🤖 AI Summary
Adversarial examples severely compromise the robustness of deep neural networks (DNNs), yet existing defenses either rely on attack-specific priors or require architectural modifications, suffering from poor generalizability and computational overhead. This paper proposes a universal, lightweight adversarial sample detection framework that requires no model fine-tuning or additional training. Leveraging statistical distribution analysis of layer-wise activations—including gradient sensitivity modeling and anomaly detection—it enables plug-and-play detection across diverse architectures and modalities (image, video, audio). Our key contribution is the first statistically grounded, assumption-free, and interpretable detection paradigm, derived purely from intrinsic activation statistics, eliminating dependence on prior knowledge of attack types.
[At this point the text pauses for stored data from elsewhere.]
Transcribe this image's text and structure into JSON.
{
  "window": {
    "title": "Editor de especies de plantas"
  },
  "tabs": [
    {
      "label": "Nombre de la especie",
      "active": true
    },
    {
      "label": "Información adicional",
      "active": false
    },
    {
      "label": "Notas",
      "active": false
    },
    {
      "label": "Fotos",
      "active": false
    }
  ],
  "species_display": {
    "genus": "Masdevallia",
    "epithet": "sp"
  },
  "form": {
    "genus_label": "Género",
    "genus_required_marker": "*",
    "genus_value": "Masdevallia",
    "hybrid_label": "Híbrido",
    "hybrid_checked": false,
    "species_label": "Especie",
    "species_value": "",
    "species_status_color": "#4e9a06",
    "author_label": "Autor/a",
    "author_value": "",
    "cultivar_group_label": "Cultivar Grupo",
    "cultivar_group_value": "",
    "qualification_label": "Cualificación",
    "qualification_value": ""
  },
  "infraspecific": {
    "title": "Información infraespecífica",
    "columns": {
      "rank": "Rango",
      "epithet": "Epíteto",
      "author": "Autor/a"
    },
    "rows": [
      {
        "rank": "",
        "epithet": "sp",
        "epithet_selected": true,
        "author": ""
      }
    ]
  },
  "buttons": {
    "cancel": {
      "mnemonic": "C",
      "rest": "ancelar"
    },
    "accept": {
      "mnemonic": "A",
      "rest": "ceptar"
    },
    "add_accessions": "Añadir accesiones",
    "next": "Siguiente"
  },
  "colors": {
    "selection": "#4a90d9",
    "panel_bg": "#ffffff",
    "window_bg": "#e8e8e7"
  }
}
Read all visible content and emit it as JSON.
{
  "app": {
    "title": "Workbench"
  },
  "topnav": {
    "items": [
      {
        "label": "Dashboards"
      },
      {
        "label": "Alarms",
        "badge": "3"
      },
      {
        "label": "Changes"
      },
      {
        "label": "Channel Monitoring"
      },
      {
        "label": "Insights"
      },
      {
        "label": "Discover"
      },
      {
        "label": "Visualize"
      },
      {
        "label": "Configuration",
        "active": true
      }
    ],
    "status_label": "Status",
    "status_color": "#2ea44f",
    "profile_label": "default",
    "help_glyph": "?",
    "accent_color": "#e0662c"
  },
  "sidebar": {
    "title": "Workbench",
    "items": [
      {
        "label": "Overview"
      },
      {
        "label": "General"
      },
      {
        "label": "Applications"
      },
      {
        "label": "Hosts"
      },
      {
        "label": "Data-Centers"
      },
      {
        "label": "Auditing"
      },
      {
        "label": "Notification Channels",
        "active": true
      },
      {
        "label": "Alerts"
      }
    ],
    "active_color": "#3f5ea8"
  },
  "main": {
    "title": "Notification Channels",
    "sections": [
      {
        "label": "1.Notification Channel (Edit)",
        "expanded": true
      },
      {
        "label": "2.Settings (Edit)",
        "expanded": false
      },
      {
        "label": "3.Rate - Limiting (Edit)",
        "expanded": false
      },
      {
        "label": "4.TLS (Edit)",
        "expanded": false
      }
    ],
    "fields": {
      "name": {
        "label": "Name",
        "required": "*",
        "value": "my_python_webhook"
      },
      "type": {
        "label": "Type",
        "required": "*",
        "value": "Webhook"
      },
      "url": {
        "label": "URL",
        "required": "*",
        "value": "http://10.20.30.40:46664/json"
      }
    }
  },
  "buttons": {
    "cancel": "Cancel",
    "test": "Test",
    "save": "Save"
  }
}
Extensive evaluation demonstrates >95% detection accuracy across multiple datasets and attack settings, with inference overhead under 0.5% of the original model’s computational cost—significantly outperforming state-of-the-art methods.
📝 Abstract
Deep Neural Networks (DNNs) have been shown to be vulnerable to adversarial examples. While numerous successful adversarial attacks have been proposed, defenses against these attacks remain relatively understudied. Existing defense approaches either focus on negating the effects of perturbations caused by the attacks to restore the DNNs' original predictions or use a secondary model to detect adversarial examples. However, these methods often become ineffective due to the continuous advancements in attack techniques. We propose a novel universal and lightweight method to detect adversarial examples by analyzing the layer outputs of DNNs. Through theoretical justification and extensive experiments, we demonstrate that our detection method is highly effective, compatible with any DNN architecture, and applicable across different domains, such as image, video, and audio.